Experimental Margaux: Red Wine Aged Under Different Closures
Surely the most obvious subject for experimentation, and perhaps also the most keenly awaited by the gathered crowd of tasters, closure experiments began with Pavillon Rouge in 2002, and from 2003 the experiments continued with the third wine. The three wines selected for the tasting featured natural cork and two screwcaps, one permeable and one impermeable. Pontallier revealed that they had also tried synthetic closures but the results had been “disastrous” and there was no point in showing the wines. Like many wines under synthetic, within a few years of going into bottles the wines were lost to rampant oxidation.

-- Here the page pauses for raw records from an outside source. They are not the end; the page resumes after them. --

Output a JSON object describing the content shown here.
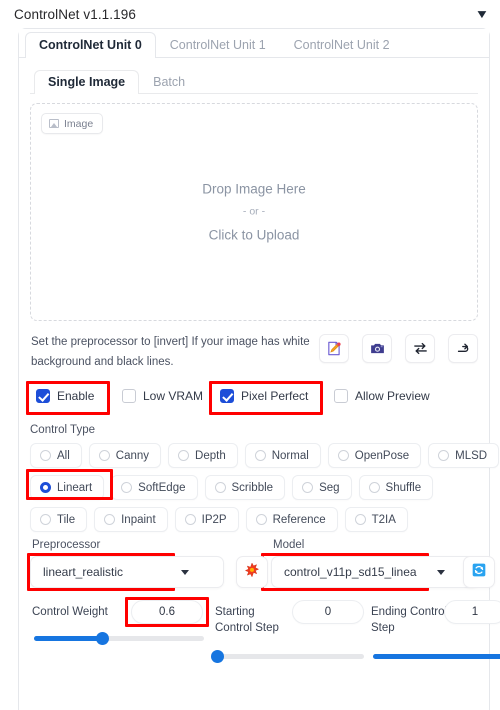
{
  "header": {
    "title": "ControlNet v1.1.196",
    "chevron": "▼"
  },
  "unit_tabs": [
    {
      "label": "ControlNet Unit 0",
      "active": true
    },
    {
      "label": "ControlNet Unit 1",
      "active": false
    },
    {
      "label": "ControlNet Unit 2",
      "active": false
    }
  ],
  "source_tabs": [
    {
      "label": "Single Image",
      "active": true
    },
    {
      "label": "Batch",
      "active": false
    }
  ],
  "dropzone": {
    "badge_label": "Image",
    "line1": "Drop Image Here",
    "line2": "- or -",
    "line3": "Click to Upload"
  },
  "hint": {
    "text": "Set the preprocessor to [invert] If your image has white background and black lines.",
    "icons": [
      {
        "name": "edit-image-icon",
        "title": "Edit"
      },
      {
        "name": "camera-icon",
        "title": "Webcam"
      },
      {
        "name": "swap-arrows-icon",
        "title": "Swap"
      },
      {
        "name": "send-arrow-icon",
        "title": "Send"
      }
    ]
  },
  "checkboxes": [
    {
      "label": "Enable",
      "checked": true,
      "highlighted": true
    },
    {
      "label": "Low VRAM",
      "checked": false,
      "highlighted": false
    },
    {
      "label": "Pixel Perfect",
      "checked": true,
      "highlighted": true
    },
    {
      "label": "Allow Preview",
      "checked": false,
      "highlighted": false
    }
  ],
  "control_type": {
    "title": "Control Type",
    "selected": "Lineart",
    "rows": [
      [
        {
          "label": "All",
          "selected": false
        },
        {
          "label": "Canny",
          "selected": false
        },
        {
          "label": "Depth",
          "selected": false
        },
        {
          "label": "Normal",
          "selected": false
        },
        {
          "label": "OpenPose",
          "selected": false
        },
        {
          "label": "MLSD",
          "selected": false
        }
      ],
      [
        {
          "label": "Lineart",
          "selected": true
        },
        {
          "label": "SoftEdge",
          "selected": false
        },
        {
          "label": "Scribble",
          "selected": false
        },
        {
          "label": "Seg",
          "selected": false
        },
        {
          "label": "Shuffle",
          "selected": false
        }
      ],
      [
        {
          "label": "Tile",
          "selected": false
        },
        {
          "label": "Inpaint",
          "selected": false
        },
        {
          "label": "IP2P",
          "selected": false
        },
        {
          "label": "Reference",
          "selected": false
        },
        {
          "label": "T2IA",
          "selected": false
        }
      ]
    ]
  },
  "preprocessor": {
    "label": "Preprocessor",
    "value": "lineart_realistic",
    "run_icon": "burst-star-icon"
  },
  "model": {
    "label": "Model",
    "value": "control_v11p_sd15_linea",
    "refresh_icon": "refresh-icon"
  },
  "sliders": {
    "control_weight": {
      "label": "Control Weight",
      "value": "0.6",
      "percent": 40,
      "highlighted": true
    },
    "starting_control_step": {
      "label": "Starting Control Step",
      "value": "0",
      "percent": 0,
      "highlighted": false
    },
    "ending_control_step": {
      "label": "Ending Control Step",
      "value": "1",
      "percent": 100,
      "highlighted": false
    }
  },
  "colors": {
    "accent_blue": "#1d4ed8",
    "slider_blue": "#1675e0",
    "highlight_red": "#ff0000",
    "refresh_blue": "#2196f3"
  }
}
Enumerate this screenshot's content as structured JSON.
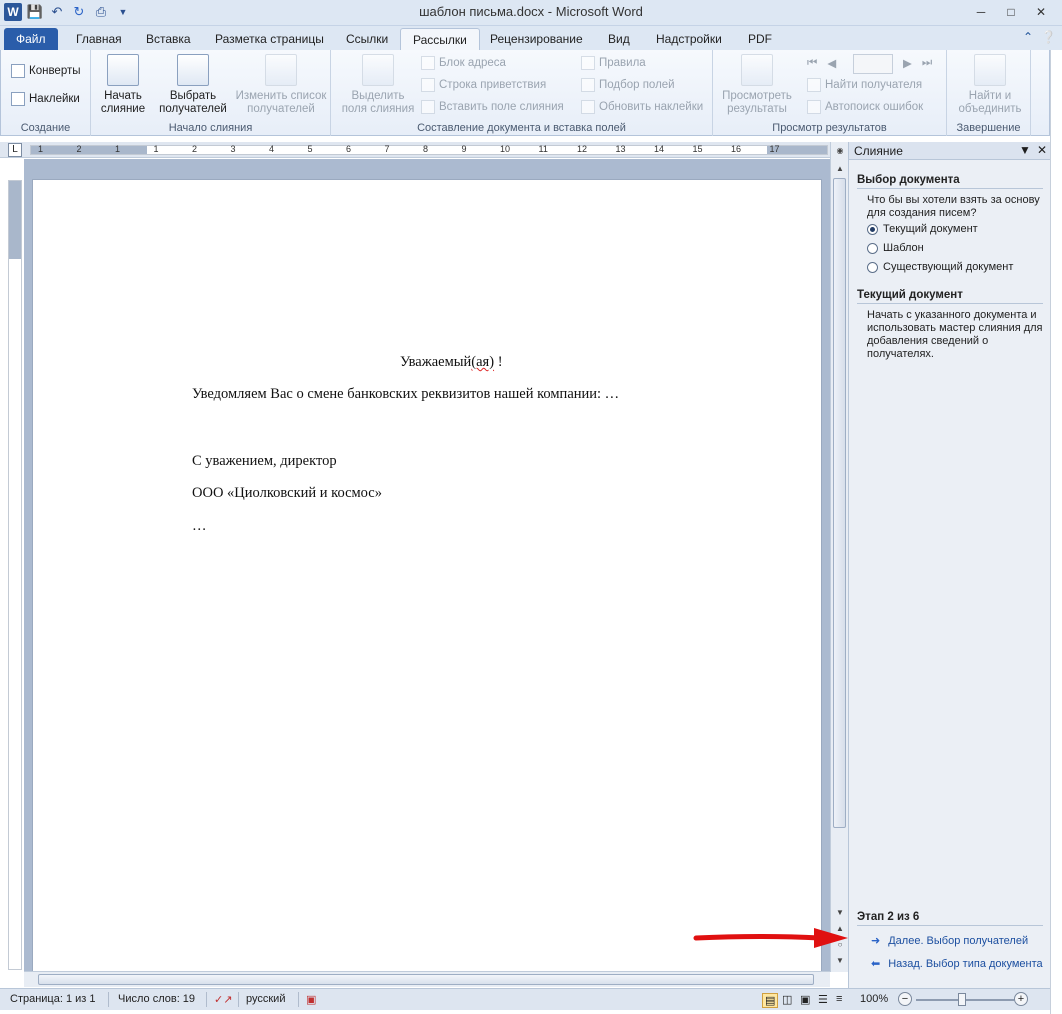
{
  "window": {
    "title": "шаблон письма.docx - Microsoft Word"
  },
  "tabs": [
    {
      "label": "Файл"
    },
    {
      "label": "Главная"
    },
    {
      "label": "Вставка"
    },
    {
      "label": "Разметка страницы"
    },
    {
      "label": "Ссылки"
    },
    {
      "label": "Рассылки"
    },
    {
      "label": "Рецензирование"
    },
    {
      "label": "Вид"
    },
    {
      "label": "Надстройки"
    },
    {
      "label": "PDF"
    }
  ],
  "ribbon": {
    "create": {
      "label": "Создание",
      "envelopes": "Конверты",
      "labels": "Наклейки"
    },
    "start_merge": {
      "label": "Начало слияния",
      "start_line1": "Начать",
      "start_line2": "слияние",
      "select_line1": "Выбрать",
      "select_line2": "получателей",
      "edit_line1": "Изменить список",
      "edit_line2": "получателей"
    },
    "compose": {
      "label": "Составление документа и вставка полей",
      "highlight_line1": "Выделить",
      "highlight_line2": "поля слияния",
      "address_block": "Блок адреса",
      "greeting_line": "Строка приветствия",
      "insert_field": "Вставить поле слияния",
      "rules": "Правила",
      "match_fields": "Подбор полей",
      "update_labels": "Обновить наклейки"
    },
    "preview": {
      "label": "Просмотр результатов",
      "preview_line1": "Просмотреть",
      "preview_line2": "результаты",
      "find_recipient": "Найти получателя",
      "auto_check": "Автопоиск ошибок"
    },
    "finish": {
      "label": "Завершение",
      "finish_line1": "Найти и",
      "finish_line2": "объединить"
    }
  },
  "document": {
    "greeting_prefix": "Уважаемый",
    "greeting_suffix": "(ая)",
    "greeting_end": " !",
    "line1": "Уведомляем Вас о смене банковских реквизитов нашей компании: …",
    "line2": "С уважением, директор",
    "line3": "ООО «Циолковский и космос»",
    "line4": "…"
  },
  "pane": {
    "title": "Слияние",
    "section1_title": "Выбор документа",
    "section1_question": "Что бы вы хотели взять за основу для создания писем?",
    "radio_current": "Текущий документ",
    "radio_template": "Шаблон",
    "radio_existing": "Существующий документ",
    "section2_title": "Текущий документ",
    "section2_text": "Начать с указанного документа и использовать мастер слияния для добавления сведений о получателях.",
    "step": "Этап 2 из 6",
    "next_link": "Далее. Выбор получателей",
    "back_link": "Назад. Выбор типа документа"
  },
  "status": {
    "page": "Страница: 1 из 1",
    "words": "Число слов: 19",
    "language": "русский",
    "zoom": "100%"
  },
  "ruler": {
    "ticks": [
      "1",
      "2",
      "1",
      "1",
      "2",
      "3",
      "4",
      "5",
      "6",
      "7",
      "8",
      "9",
      "10",
      "11",
      "12",
      "13",
      "14",
      "15",
      "16",
      "17"
    ]
  },
  "colors": {
    "accent": "#2a5daa",
    "link": "#1c4fa0",
    "arrow": "#e01010"
  }
}
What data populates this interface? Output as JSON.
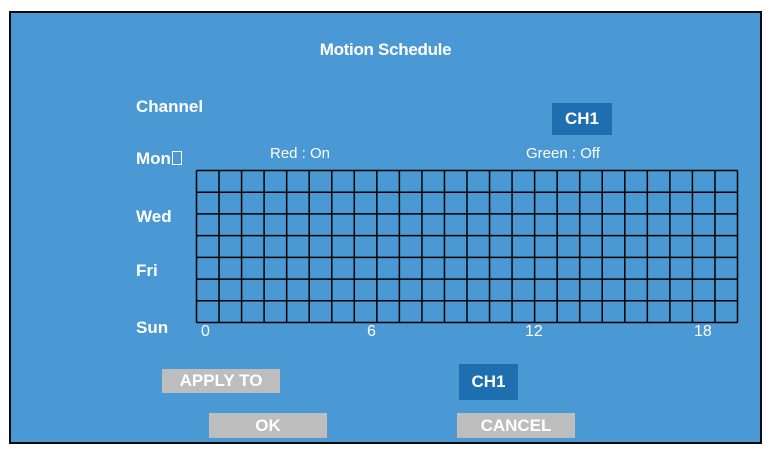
{
  "dialog": {
    "title": "Motion Schedule",
    "channel_label": "Channel",
    "channel_value": "CH1",
    "legend_on": "Red : On",
    "legend_off": "Green : Off"
  },
  "days": {
    "mon": "Mon",
    "wed": "Wed",
    "fri": "Fri",
    "sun": "Sun"
  },
  "hours": [
    "0",
    "6",
    "12",
    "18"
  ],
  "schedule": {
    "rows": 7,
    "columns": 24,
    "active_cells": 0
  },
  "apply": {
    "label": "APPLY TO",
    "value": "CH1"
  },
  "buttons": {
    "ok": "OK",
    "cancel": "CANCEL"
  },
  "colors": {
    "background": "#4a98d4",
    "selected": "#1e6fb0",
    "button": "#bdbdbd",
    "grid_line": "#000000"
  }
}
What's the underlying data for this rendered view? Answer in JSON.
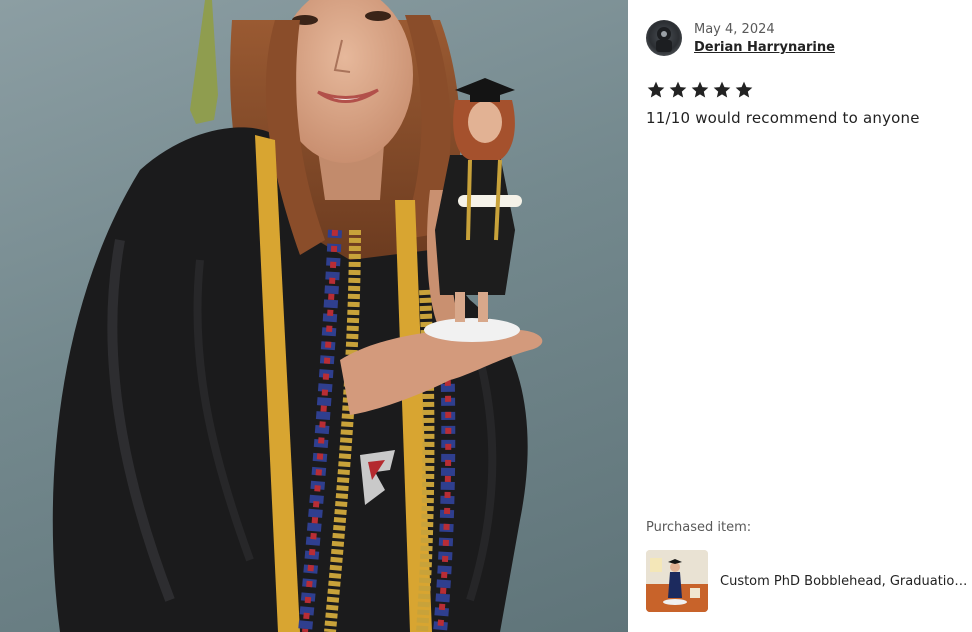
{
  "review": {
    "date": "May 4, 2024",
    "reviewer_name": "Derian Harrynarine",
    "rating": 5,
    "rating_max": 5,
    "text": "11/10 would recommend to anyone",
    "purchased_label": "Purchased item:",
    "purchased_item_title": "Custom PhD Bobblehead, Graduation Gift"
  },
  "icons": {
    "star": "star-icon",
    "avatar": "user-avatar"
  },
  "colors": {
    "star": "#222222",
    "wall": "#7d9095",
    "gown": "#1a1a1a",
    "gold_cord": "#c8a23a"
  }
}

The vintage selected for the tasting was 2003, the first year the third wine was bottled under different closures; these are thus some of the oldest wines subjected to this experiment. A little background on the third wine was provided by Pontallier; this wine has been selected out to improve the quality of Pavillon Rouge in every vintage since 1997, whereas before then it was produced only in selected vintages, such as 1992 and 1987. Until very recently it was always sold off in bulk to a négociant for inclusion in a generic Margaux blend, Pontallier at pains to ensure it is blended rather than sold unadulterated in order to avoid surreptitious marketing further down the retail chain as “Margaux’s secret third wine”. With the 2009 vintage, however, the third wine will be bottled and commercialised by Margaux for the first time; although this is now old news – it is a development I reported on in my Margaux 2010 report – the name of this new cuvée remains a closely-guarded secret at present.
The wine tasted had 13.7% alcohol, a pH of 3.7 and an IPT reading of 71. Each was bottled with the same quantity of sulphur. Paul Pontallier tastes these wines regularly, and indicated that early on he and his team felt that the wine under impermeable screwcap was fresher than that under cork, but that no longer seems to be the case.